Previous papers have published strong positive correlations in human, yeast, Caenorhabditis elegans, Drosophila melanogaster and two rice species between crossover rates and G + C composition [39–42]. On the contrary, the work of Wu et al. about recombination hotspots and coldspots in O. sativa did not reveal a clear relationship between these two variables. Moreover, Pessia et al.  found no significant correlations in the genomes of A. thaliana, P. trichocarpa and Vitis vinifera and even reported a negative correlation not consistent with gBGC in S. bicolor. A negative correlation was also reported for A. thaliana chromosome 4 . At first sight these apparent contradictions could be telling that the relationship between recombination and G + C composition might be dependent on the plant species. Yet, a review of these studies reveals that G + C measurements are not always comparable, and that recombination rates are estimated with different resolution thresholds. For instance, theoretical equilibrium G + C values cannot be directly compared to empirical G + C counts in sequenced genomes. Regarding this open question, this paper reports a significant but weak association between recombination and G + C content in A. thaliana and O. sativa.
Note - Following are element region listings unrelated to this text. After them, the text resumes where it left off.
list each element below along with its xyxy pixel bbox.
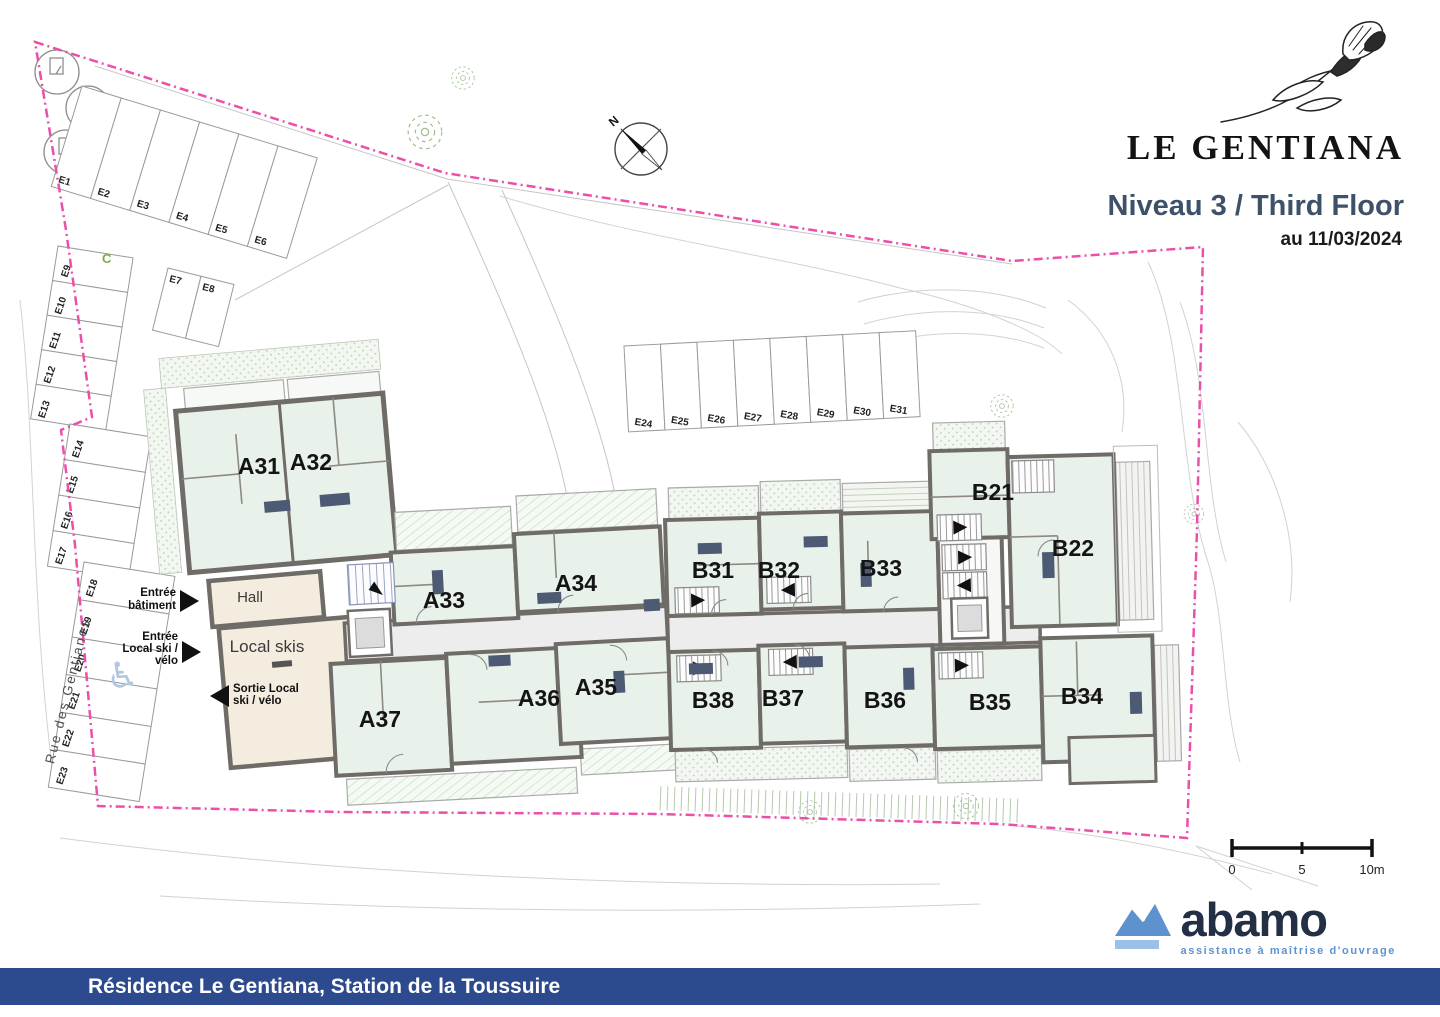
sortie-ski-line1: Sortie Local xyxy=(233,683,299,695)
hall-label: Hall xyxy=(237,589,263,606)
kitchen-fixture xyxy=(264,500,291,513)
unit-label-a31: A31 xyxy=(238,453,280,479)
parking-row-e1-e6: E1 E2 E3 E4 E5 E6 xyxy=(51,86,317,258)
balcony xyxy=(580,744,681,775)
compass-north-label: N xyxy=(606,113,622,129)
parking-pair-e7-e8: E7 E8 xyxy=(153,268,234,347)
balcony xyxy=(849,747,936,781)
balcony xyxy=(937,748,1042,783)
unit-label-b31: B31 xyxy=(692,557,734,583)
kitchen-fixture xyxy=(689,663,713,675)
entree-ski-line2: Local ski / xyxy=(122,643,178,655)
kitchen-fixture xyxy=(799,656,823,668)
parking-row-e24-e31: E24 E25 E26 E27 E28 E29 E30 E31 xyxy=(624,331,920,432)
unit-label-a32: A32 xyxy=(290,449,332,475)
unit-label-a35: A35 xyxy=(575,674,617,700)
compass-rose-north-icon: N xyxy=(606,113,667,175)
building-b-block xyxy=(663,417,1182,794)
unit-label-b35: B35 xyxy=(969,689,1011,715)
entree-ski-line3: vélo xyxy=(155,655,178,667)
balcony xyxy=(668,486,759,520)
scale-bar: 0 5 10m xyxy=(1228,839,1384,877)
accessible-parking-icon: ♿ xyxy=(105,655,139,698)
unit-label-a34: A34 xyxy=(555,570,597,596)
gentian-flower-sketch-icon xyxy=(1213,20,1388,130)
sortie-ski-line2: ski / vélo xyxy=(233,695,282,707)
unit-label-b38: B38 xyxy=(692,687,734,713)
unit-label-a33: A33 xyxy=(423,587,465,613)
balcony xyxy=(760,480,841,514)
floorplan-page: E1 E2 E3 E4 E5 E6 E7 E8 E9 E10 E11 E12 E… xyxy=(0,0,1440,1017)
zone-c-label: C xyxy=(102,251,112,266)
unit-b34-annex xyxy=(1069,735,1156,783)
scale-end-label: 10m xyxy=(1359,862,1384,877)
staircase xyxy=(347,563,395,605)
elevator-cab xyxy=(355,617,385,648)
abamo-mountain-mark-icon xyxy=(1113,894,1173,952)
scale-mid-label: 5 xyxy=(1298,862,1305,877)
project-title: LE GENTIANA xyxy=(1127,128,1404,168)
entree-batiment-line2: bâtiment xyxy=(128,600,176,612)
balcony xyxy=(1116,461,1154,620)
unit-label-b32: B32 xyxy=(758,557,800,583)
unit-label-b33: B33 xyxy=(860,555,902,581)
kitchen-fixture xyxy=(1130,692,1143,714)
scale-zero-label: 0 xyxy=(1228,862,1235,877)
balcony xyxy=(516,489,658,532)
local-skis-label: Local skis xyxy=(230,637,305,656)
abamo-logo: abamo assistance à maîtrise d'ouvrage xyxy=(1113,894,1396,957)
kitchen-fixture xyxy=(488,655,511,667)
footer-title-bar: Résidence Le Gentiana, Station de la Tou… xyxy=(0,968,1440,1005)
entree-batiment-line1: Entrée xyxy=(140,587,176,599)
logo-tagline: assistance à maîtrise d'ouvrage xyxy=(1181,946,1396,957)
entree-ski-line1: Entrée xyxy=(142,631,178,643)
balcony xyxy=(395,506,513,550)
unit-label-b22: B22 xyxy=(1052,535,1094,561)
unit-label-b37: B37 xyxy=(762,685,804,711)
unit-label-b21: B21 xyxy=(972,479,1014,505)
footer-text: Résidence Le Gentiana, Station de la Tou… xyxy=(88,975,560,998)
unit-label-b34: B34 xyxy=(1061,683,1103,709)
floor-level-title: Niveau 3 / Third Floor xyxy=(1108,190,1405,223)
plan-date: au 11/03/2024 xyxy=(1281,229,1403,251)
kitchen-fixture xyxy=(698,543,722,555)
kitchen-fixture xyxy=(644,599,661,612)
elevator-cab xyxy=(957,605,982,632)
staircase xyxy=(1012,460,1055,493)
logo-name: abamo xyxy=(1181,896,1396,943)
sortie-ski-arrow-icon xyxy=(210,685,229,707)
unit-label-b36: B36 xyxy=(864,687,906,713)
entree-ski-arrow-icon xyxy=(182,641,201,663)
unit-label-a37: A37 xyxy=(359,706,401,732)
grass-hatching xyxy=(654,784,1020,827)
entree-batiment-arrow-icon xyxy=(180,590,199,612)
balcony xyxy=(933,421,1006,451)
unit-label-a36: A36 xyxy=(518,685,560,711)
kitchen-fixture xyxy=(804,536,828,548)
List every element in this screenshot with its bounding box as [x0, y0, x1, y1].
When a multiple regression analysis was carried out to delineate their influence on protein disorder, clearly the effect of G + C content was stronger than recombination. Taken together, these observations support a strong molecular-based dependency of protein disorder and G + C content, while suggesting a much weaker relationship between G + C and recombination. In other words, codon composition of amino acid residues common in disordered segments is directly translated into higher G + C values. However, the proposed link between gBGC and G + C content is much harder to capture with the kind of data used in this work.